The other day I finally admitted to my team colleague that this year’s move to standards based assessment has felt like cause for a dip in my teaching performance. I had been thinking it already for several days as I worked to complete third trimester grades for all my students. Then I said it.
Yes, I felt fairly confident about the numbers I was entering: 2, 3 or 4 or NA. (There were no 1s.) Every student was either approaching the standard (2), met the standard (3), or exceeded the standard (4) on any of the total of 8(!) indicators in 3 categories: learning behaviors, movement concepts and movement skills. And whenever my colleague and I compared notes on how we defined a 3 or 4, we often agreed and could share finer points with each other quite easily.
We devised a series of spreadsheets on which to enter our scores for the specific skills we agreed we would assess at each grade level and approximately in which time frame. We had a plan. We had agreement. We taught our units, shared our wins and let downs. Scores were entered.
But alas, I let go of the previous program I was using to track performance and behavior which my colleague felt was too cumbersome and time-consuming. Perhaps because my colleague had come from a standards based system I suddenly felt a bit insecure about how I had been assessing students all along. I wondered if all those years I had been doing PE wrong. And of course it wasn’t PE in general, this was really just about the assessment process.
I used to write report card comments for all of my students. It was my way of saying: “I see you. This is what I’ve observed and what I make of it.” Now that we have the standards and so many indicators, as specialists we are no longer required to write comments for every student. That makes work load sense. Really, it does. At the same time I am loathe to surrender the meaning to be given a trimester’s worth of amazing learning and discovery to long-winded indicators followed by a 2, 3, or a 4. Comments help me compensate for my sense of disconnect.
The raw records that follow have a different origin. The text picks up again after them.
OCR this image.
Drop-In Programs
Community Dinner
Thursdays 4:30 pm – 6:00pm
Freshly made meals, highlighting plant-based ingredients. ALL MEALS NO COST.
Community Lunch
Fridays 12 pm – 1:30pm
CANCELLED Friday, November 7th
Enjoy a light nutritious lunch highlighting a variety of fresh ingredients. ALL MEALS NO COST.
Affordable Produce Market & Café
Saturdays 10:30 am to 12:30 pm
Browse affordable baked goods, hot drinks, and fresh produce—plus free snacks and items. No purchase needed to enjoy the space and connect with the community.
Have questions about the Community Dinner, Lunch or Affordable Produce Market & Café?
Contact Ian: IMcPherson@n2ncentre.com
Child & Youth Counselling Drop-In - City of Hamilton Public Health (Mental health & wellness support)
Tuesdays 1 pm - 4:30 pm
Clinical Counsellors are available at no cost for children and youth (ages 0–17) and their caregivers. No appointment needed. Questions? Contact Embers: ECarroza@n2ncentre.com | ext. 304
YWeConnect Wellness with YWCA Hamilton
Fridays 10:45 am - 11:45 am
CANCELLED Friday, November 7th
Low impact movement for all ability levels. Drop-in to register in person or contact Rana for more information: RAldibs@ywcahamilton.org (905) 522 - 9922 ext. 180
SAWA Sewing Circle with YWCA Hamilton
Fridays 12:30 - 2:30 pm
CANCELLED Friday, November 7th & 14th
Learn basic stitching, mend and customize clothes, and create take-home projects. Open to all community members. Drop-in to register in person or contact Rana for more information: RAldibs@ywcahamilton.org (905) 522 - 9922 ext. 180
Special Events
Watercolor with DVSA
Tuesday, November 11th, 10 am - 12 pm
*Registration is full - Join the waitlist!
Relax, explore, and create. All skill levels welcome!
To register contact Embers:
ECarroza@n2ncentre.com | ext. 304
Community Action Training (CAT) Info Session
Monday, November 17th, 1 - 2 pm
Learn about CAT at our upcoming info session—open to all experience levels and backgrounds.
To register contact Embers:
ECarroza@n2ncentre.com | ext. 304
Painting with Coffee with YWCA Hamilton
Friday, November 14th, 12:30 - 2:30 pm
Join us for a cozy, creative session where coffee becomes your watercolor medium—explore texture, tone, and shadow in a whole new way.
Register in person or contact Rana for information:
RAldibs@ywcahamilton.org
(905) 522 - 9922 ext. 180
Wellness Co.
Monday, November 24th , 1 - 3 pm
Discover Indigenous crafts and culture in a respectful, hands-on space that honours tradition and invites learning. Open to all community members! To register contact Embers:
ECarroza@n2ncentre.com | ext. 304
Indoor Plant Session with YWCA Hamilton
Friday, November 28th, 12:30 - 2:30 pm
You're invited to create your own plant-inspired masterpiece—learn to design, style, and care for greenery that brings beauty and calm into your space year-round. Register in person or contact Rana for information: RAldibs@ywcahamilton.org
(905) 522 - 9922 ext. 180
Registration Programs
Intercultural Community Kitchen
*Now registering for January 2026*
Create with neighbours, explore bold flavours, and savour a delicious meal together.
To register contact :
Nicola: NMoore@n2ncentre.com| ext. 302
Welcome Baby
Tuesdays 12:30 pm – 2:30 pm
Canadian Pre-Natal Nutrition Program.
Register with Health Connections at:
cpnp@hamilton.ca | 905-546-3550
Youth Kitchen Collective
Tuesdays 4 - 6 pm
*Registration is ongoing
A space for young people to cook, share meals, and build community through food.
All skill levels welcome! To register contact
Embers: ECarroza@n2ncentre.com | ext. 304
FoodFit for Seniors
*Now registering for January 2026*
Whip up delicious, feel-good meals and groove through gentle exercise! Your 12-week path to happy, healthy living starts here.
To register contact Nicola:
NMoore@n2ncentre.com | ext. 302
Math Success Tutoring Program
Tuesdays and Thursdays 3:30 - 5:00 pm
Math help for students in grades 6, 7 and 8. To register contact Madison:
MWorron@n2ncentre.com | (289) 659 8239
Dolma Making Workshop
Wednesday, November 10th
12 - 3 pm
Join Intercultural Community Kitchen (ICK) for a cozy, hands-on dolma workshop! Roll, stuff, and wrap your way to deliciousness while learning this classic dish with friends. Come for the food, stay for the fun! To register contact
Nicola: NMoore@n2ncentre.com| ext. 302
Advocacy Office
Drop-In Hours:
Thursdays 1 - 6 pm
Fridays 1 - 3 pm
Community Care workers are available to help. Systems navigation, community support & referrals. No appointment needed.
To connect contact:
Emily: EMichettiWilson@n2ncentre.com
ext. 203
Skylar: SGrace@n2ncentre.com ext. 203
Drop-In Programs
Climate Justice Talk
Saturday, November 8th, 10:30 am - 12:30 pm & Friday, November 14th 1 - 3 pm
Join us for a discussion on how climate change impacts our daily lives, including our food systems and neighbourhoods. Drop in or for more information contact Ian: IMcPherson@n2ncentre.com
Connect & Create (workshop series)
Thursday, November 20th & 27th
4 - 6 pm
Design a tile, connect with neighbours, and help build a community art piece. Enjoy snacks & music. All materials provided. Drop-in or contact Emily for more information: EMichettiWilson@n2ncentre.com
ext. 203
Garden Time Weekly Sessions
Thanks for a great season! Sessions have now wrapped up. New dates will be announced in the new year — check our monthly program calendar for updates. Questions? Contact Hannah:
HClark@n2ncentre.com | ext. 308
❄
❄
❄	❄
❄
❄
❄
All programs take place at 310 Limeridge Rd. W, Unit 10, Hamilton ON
I suppose a big part of teaching requires letting go of the idea that what we do will ever be complete. The end of one school year is a signpost on the road, not the trip itself. What I missed this year I’ll aim to do better next year. Now is the time for listening to students – for hearing their wishes and thank you’s. If I’ve done the work I believe I am proud of this year, then my students know what they loved, liked and avoided in PE. They can tell me (and you, too) what was awesome, frustrating, and the best ever. That’s more of what counts and what matters.